We can observe that clusters without stroke have
- lower average blood glucose level
- lower hypertension
- lower smoking rate
- lower bmi
- lower age
We experimented with 3 classifier algorithms (Random Forest
Classifier, Support Vector Classifier, Naive Bayes Classifier) to
predict if a patient will get stroke or not.
Random Forest Classifier performed the best with accuracy >95%,
with very low false positives and false negatives.

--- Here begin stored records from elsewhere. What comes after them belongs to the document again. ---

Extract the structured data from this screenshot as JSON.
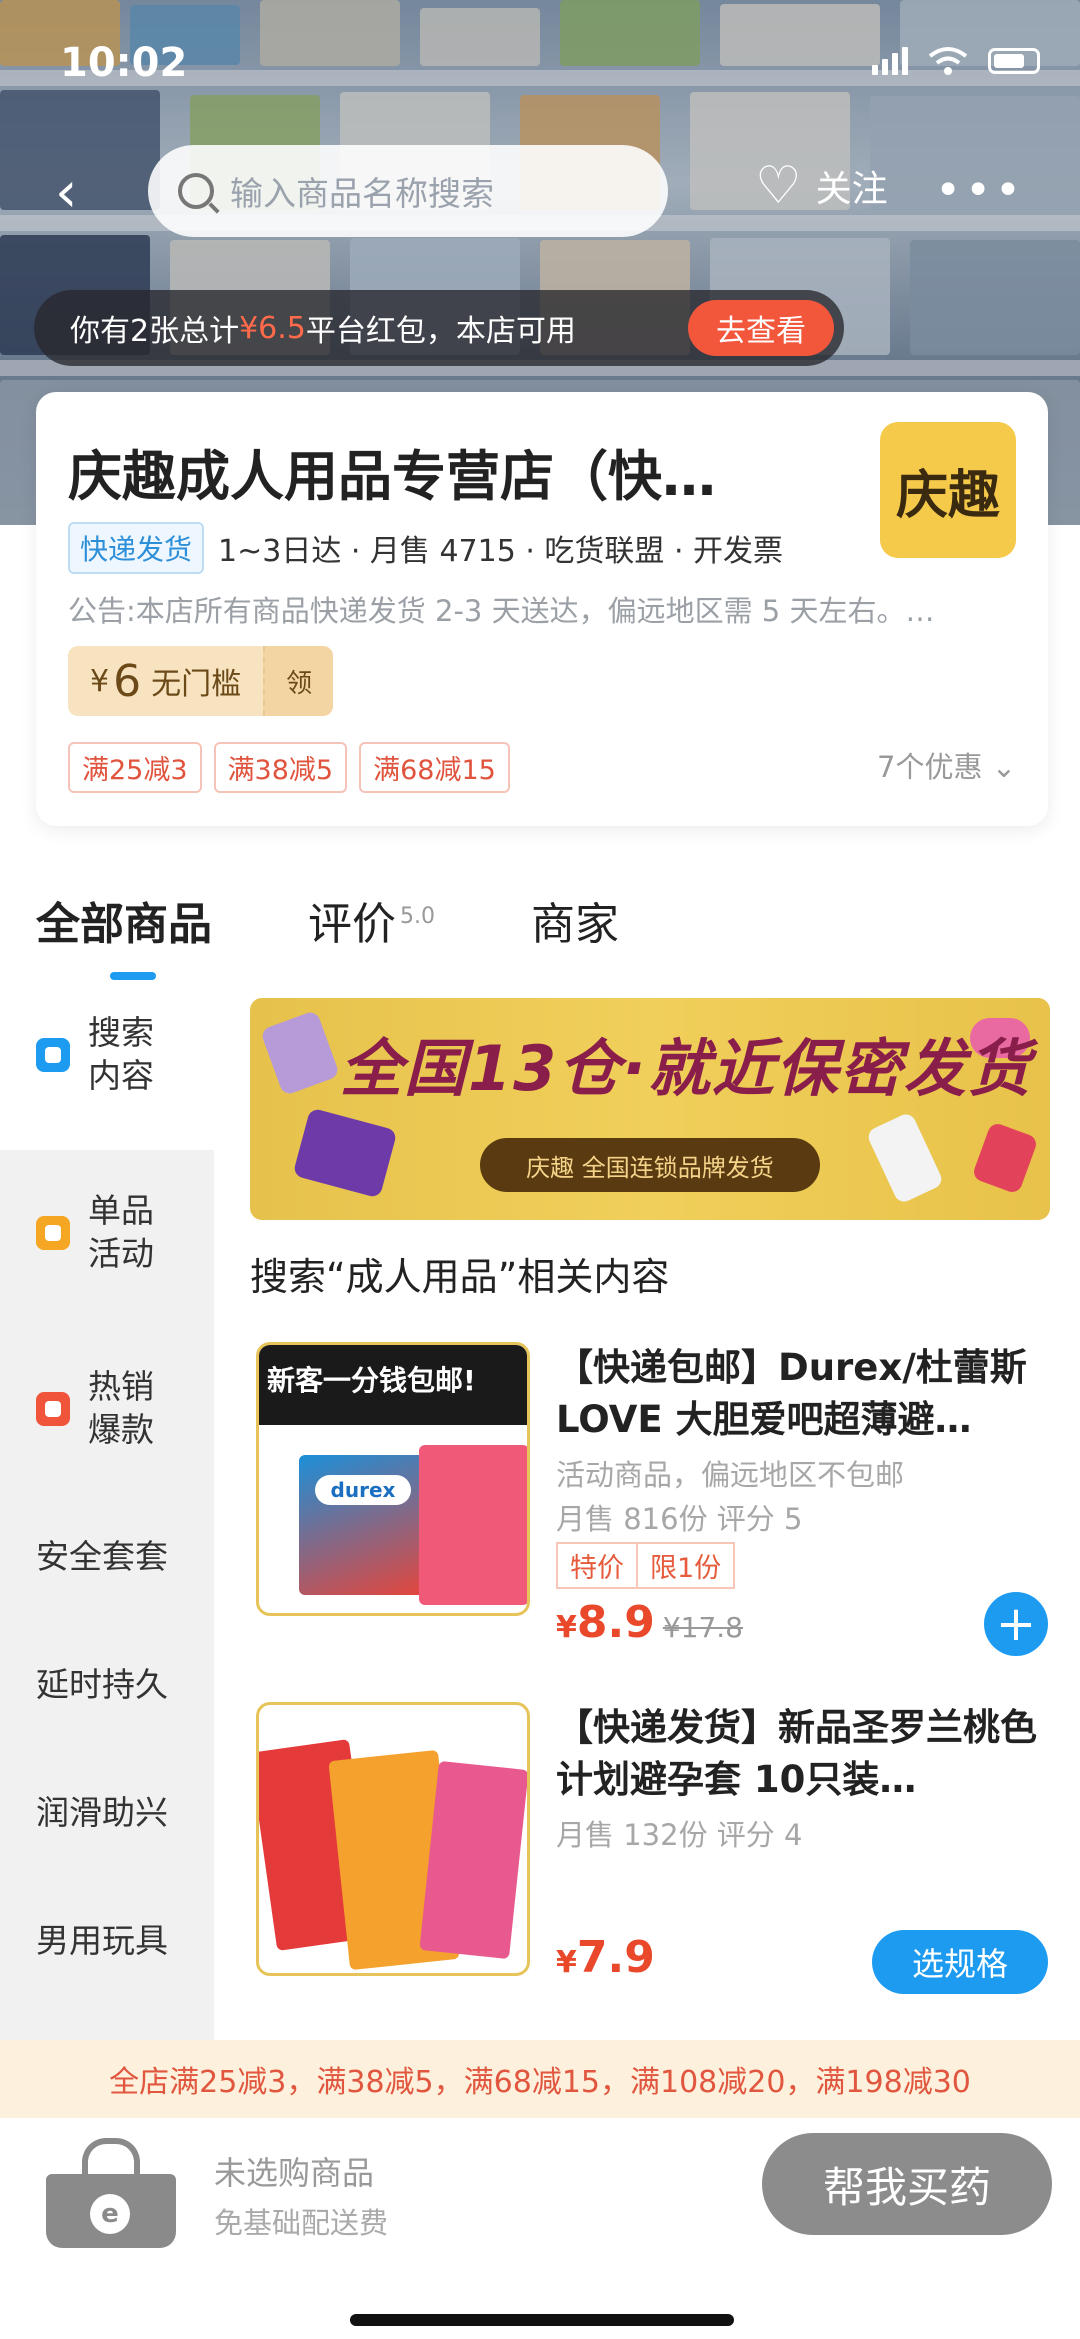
{
  "status_bar": {
    "time": "10:02"
  },
  "header": {
    "search_placeholder": "输入商品名称搜索",
    "follow_label": "关注",
    "more_label": "•••",
    "red_packet": {
      "text_prefix": "你有2张总计",
      "amount": "¥6.5",
      "text_suffix": "平台红包，本店可用",
      "button": "去查看"
    }
  },
  "store": {
    "name": "庆趣成人用品专营店（快…",
    "logo_text": "庆趣",
    "delivery_tag": "快递发货",
    "meta": "1~3日达 · 月售 4715 · 吃货联盟 · 开发票",
    "notice": "公告:本店所有商品快递发货 2-3 天送达，偏远地区需 5 天左右。…",
    "coupon": {
      "currency": "¥",
      "value": "6",
      "label": "无门槛",
      "action": "领"
    },
    "promos": [
      "满25减3",
      "满38减5",
      "满68减15"
    ],
    "promo_count": "7个优惠 ⌄"
  },
  "tabs": [
    {
      "label": "全部商品",
      "active": true
    },
    {
      "label": "评价",
      "score": "5.0"
    },
    {
      "label": "商家"
    }
  ],
  "sidebar": {
    "items": [
      {
        "label_1": "搜索",
        "label_2": "内容",
        "icon_color": "#1d9bf0"
      },
      {
        "label_1": "单品",
        "label_2": "活动",
        "icon_color": "#f5a623"
      },
      {
        "label_1": "热销",
        "label_2": "爆款",
        "icon_color": "#f0553b"
      },
      {
        "label_1": "安全套套"
      },
      {
        "label_1": "延时持久"
      },
      {
        "label_1": "润滑助兴"
      },
      {
        "label_1": "男用玩具"
      }
    ]
  },
  "banner": {
    "slogan": "全国13仓·就近保密发货",
    "strip": "庆趣 全国连锁品牌发货"
  },
  "section_title": "搜索“成人用品”相关内容",
  "products": [
    {
      "title": "【快递包邮】Durex/杜蕾斯 LOVE 大胆爱吧超薄避…",
      "subtitle": "活动商品，偏远地区不包邮",
      "sales": "月售 816份   评分 5",
      "tags": [
        "特价",
        "限1份"
      ],
      "price": "8.9",
      "old_price": "¥17.8",
      "thumb_text": "新客一分钱包邮!",
      "brand_text": "durex"
    },
    {
      "title": "【快递发货】新品圣罗兰桃色计划避孕套 10只装…",
      "sales": "月售 132份   评分 4",
      "price": "7.9",
      "spec_button": "选规格"
    }
  ],
  "promo_bar": "全店满25减3，满38减5，满68减15，满108减20，满198减30",
  "cart": {
    "empty_text": "未选购商品",
    "delivery_text": "免基础配送费",
    "buy_button": "帮我买药"
  }
}
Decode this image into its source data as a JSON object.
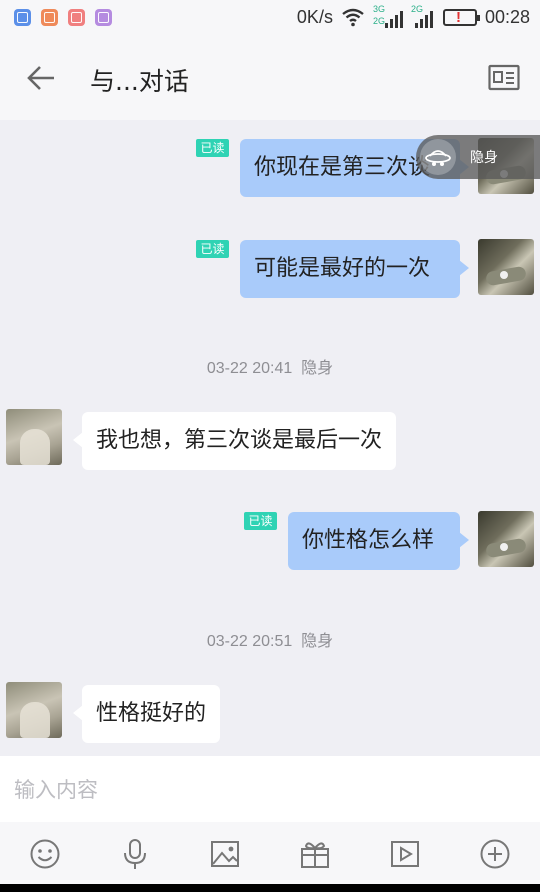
{
  "status_bar": {
    "speed": "0K/s",
    "net_top": "3G",
    "net_bottom": "2G",
    "net_alt": "2G",
    "time": "00:28",
    "app_icons": [
      {
        "name": "shield-app-icon",
        "color": "#5b8fe8"
      },
      {
        "name": "mail-app-icon",
        "color": "#ef8a5a"
      },
      {
        "name": "phone-app-icon",
        "color": "#f07f7f"
      },
      {
        "name": "gallery-app-icon",
        "color": "#b58be0"
      }
    ]
  },
  "header": {
    "title": "与...对话",
    "back_icon": "arrow-left-icon",
    "card_icon": "profile-card-icon"
  },
  "invisible_badge": "隐身",
  "read_label": "已读",
  "messages": [
    {
      "direction": "out",
      "text": "你现在是第三次谈",
      "read": "已读"
    },
    {
      "direction": "out",
      "text": "可能是最好的一次",
      "read": "已读"
    },
    {
      "direction": "time",
      "time": "03-22 20:41",
      "status": "隐身"
    },
    {
      "direction": "in",
      "text": "我也想，第三次谈是最后一次"
    },
    {
      "direction": "out",
      "text": "你性格怎么样",
      "read": "已读"
    },
    {
      "direction": "time",
      "time": "03-22 20:51",
      "status": "隐身"
    },
    {
      "direction": "in",
      "text": "性格挺好的"
    }
  ],
  "input": {
    "placeholder": "输入内容",
    "value": ""
  },
  "toolbar": {
    "icons": [
      "emoji-icon",
      "microphone-icon",
      "image-icon",
      "gift-icon",
      "video-icon",
      "plus-icon"
    ]
  },
  "colors": {
    "outgoing_bubble": "#a9cbfa",
    "incoming_bubble": "#ffffff",
    "read_badge": "#2fd3b4",
    "chat_background": "#efeff4"
  }
}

The performance of Support Vector Classifer and Naive Bayes Classifier
are similar.
However, the model’s parameter are not tuned, we can expect performance
enhancement for Support Vector Classifier after hyperparameter
tuning.
We experimented with 3 regression algorithms (Linear Regression,
Support Vector Regression, Random Forest Regression) to predict the
average glucose level of a patient.
Random Forest Regression performed the best with lowest mean average
prediction error of < 0.25.
Linear Regression performed relatively poorly, this might due to the
non-linear nature of dataset.
Support Vector Regression also performed relatively poorly, but it has
ability to model non-linear dataset, further hyperparemeter tuning might
enhance regression performance.
Factors that increase the risk of developing a stroke include high
blood sugar levels, high blood pressure, smoking habits, and excess
weight.
People who have good living habits, do not smoke and exercise
regularly are less likely to get a stroke. On the contrary, if a person
smokes regularly and lacks exercise, they are overweight and are prone
to stroke.
We experimented with 3 classifier algorithms (Random Forest
Classifier, Support Vector Classifier, Naive Bayes Classifier) to
predict if a patient will get stroke or not. Random Forest Classifier
performed the best with accuracy >95%.
We experimented with 3 regression algorithms (Linear Regression, Support Vector Regression, Random Forest Regression) to predict the average glucose level of a patient. Random Forest Regression performed the best with lowest mean average prediction error of < 0.25.